2 thoughts on “Message from Gill Griffith of the Safe Water Trust

  1. It’s heartening to find such a site and in particular in relation to Kenya. I am the sole sponsor of a charity about to be registered but already official . With the help of friends and the people of Oswestry and Shropshire borders, We raised 900 GBP to provide a water tank and pump for a community of 500 children at a bush school, only one hour by road from Garissa (and affected by the recent larg-scale tragedy). I set up the charity over a year ago, having sponsored personally a Kenyan family, with my husband,, since 2011. I met Esther,the widowed motherof four boys, in Tsavo West in December 2010 and we have become firm friends. Her integrity, reliability and spirit of entreprise are valued by teachers and parents who appointed her as their spokesperson. When setting up the charity It helped that I had lived in Kenya (in the early 70s) and am familiar with Swahili. I made many visits between1963 and 1981. We, the group who support Ivuusya Primary School and community are now desperate for help keeping th tank full -it costs 20000 KES per month.
    this is not a sustainable sum for our charity. We want to return to fund-raising for everything from sanitary protection to classrooms. Could you suggest an organisation which might step in?
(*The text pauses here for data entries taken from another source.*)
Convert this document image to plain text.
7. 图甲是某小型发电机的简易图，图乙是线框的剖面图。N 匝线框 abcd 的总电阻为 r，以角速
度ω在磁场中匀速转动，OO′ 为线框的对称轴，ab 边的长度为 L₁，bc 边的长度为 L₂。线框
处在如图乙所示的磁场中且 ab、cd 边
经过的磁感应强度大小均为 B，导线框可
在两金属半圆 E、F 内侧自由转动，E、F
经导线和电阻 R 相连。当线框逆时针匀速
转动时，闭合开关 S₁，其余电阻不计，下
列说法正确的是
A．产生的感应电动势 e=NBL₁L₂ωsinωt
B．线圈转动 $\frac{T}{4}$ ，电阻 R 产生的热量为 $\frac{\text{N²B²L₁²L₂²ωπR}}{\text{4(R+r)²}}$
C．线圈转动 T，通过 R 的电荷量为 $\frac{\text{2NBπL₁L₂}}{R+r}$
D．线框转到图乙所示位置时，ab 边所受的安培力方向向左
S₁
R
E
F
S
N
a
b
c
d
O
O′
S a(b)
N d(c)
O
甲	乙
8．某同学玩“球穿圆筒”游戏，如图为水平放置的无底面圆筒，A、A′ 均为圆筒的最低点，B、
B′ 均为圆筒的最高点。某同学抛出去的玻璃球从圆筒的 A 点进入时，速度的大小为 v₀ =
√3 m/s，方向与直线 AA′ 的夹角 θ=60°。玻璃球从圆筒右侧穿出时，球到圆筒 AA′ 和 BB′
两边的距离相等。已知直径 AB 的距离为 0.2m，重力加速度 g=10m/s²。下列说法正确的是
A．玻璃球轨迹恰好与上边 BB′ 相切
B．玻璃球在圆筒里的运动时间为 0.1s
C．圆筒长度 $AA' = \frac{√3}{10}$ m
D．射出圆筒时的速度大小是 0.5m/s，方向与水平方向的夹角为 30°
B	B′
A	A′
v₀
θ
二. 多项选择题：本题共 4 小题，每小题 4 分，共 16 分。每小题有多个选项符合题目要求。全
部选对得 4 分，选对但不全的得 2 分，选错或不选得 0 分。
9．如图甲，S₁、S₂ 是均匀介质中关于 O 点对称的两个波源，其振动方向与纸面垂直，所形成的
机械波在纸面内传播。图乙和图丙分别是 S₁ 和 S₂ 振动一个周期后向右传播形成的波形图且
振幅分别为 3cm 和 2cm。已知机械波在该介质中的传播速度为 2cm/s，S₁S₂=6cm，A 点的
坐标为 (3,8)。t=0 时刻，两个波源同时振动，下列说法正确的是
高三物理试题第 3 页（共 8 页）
    Water Aid are not in the area – maybe because the village of Nuu is so close to the Somali border and on a map Nuu is close to a river – the Ivuusya – which is a tributary of the Tana. In the lifeime of the people of this bush commuity the river has always been dry. They have helped themselves by creating a well and drinking the water from it after boiling on a wood fire. That is what they were drinking when I was introduced (not in person) to the community by Esther. Her five-year-old son drank some 3 years ago and within a day he was fighting for his life at Mwingi hospital. Thankfully he recovered. after 3 months. of.

    Your charity is commendably dedicated to saving lives in relief camps, whish is a mammouth, on-going task in itself. With your experience in the field, it would be appreciated if you could isuggest a link to an organisation which might consider providing funding as outlined above to this community in an area which provided a livelihood to many in the 19th century. There is strong evidence of global warming here; There has been no measurable rain in the 4 1/2
    years I have been involved with is drought-stricken area, and the locals say the dry period extends over 12 years.

    Thank you for reading this long message.

    Best wishes in your work,

    Cathrine Bynon (Miss)

    • Dear Cathrine

      Your ‘post’ was written such a long time ago and I am really sorry that I have only just found it to reply. Everything goes quiet online for us between one visit and the next, and I don’t look at our website much in that time.

      Just to say that we use water filters from the Safe Water Trust to take out to Rwanda but we are just a small group of people. We ourselves are not a charity and we don’t source any funds from anywhere else except by gifts from friends in this local community. So, I am afraid I cannot help you in your search for a suitable funding organisation for what is such a worthwhile project. I hope that by now, you may have found help from somewhere.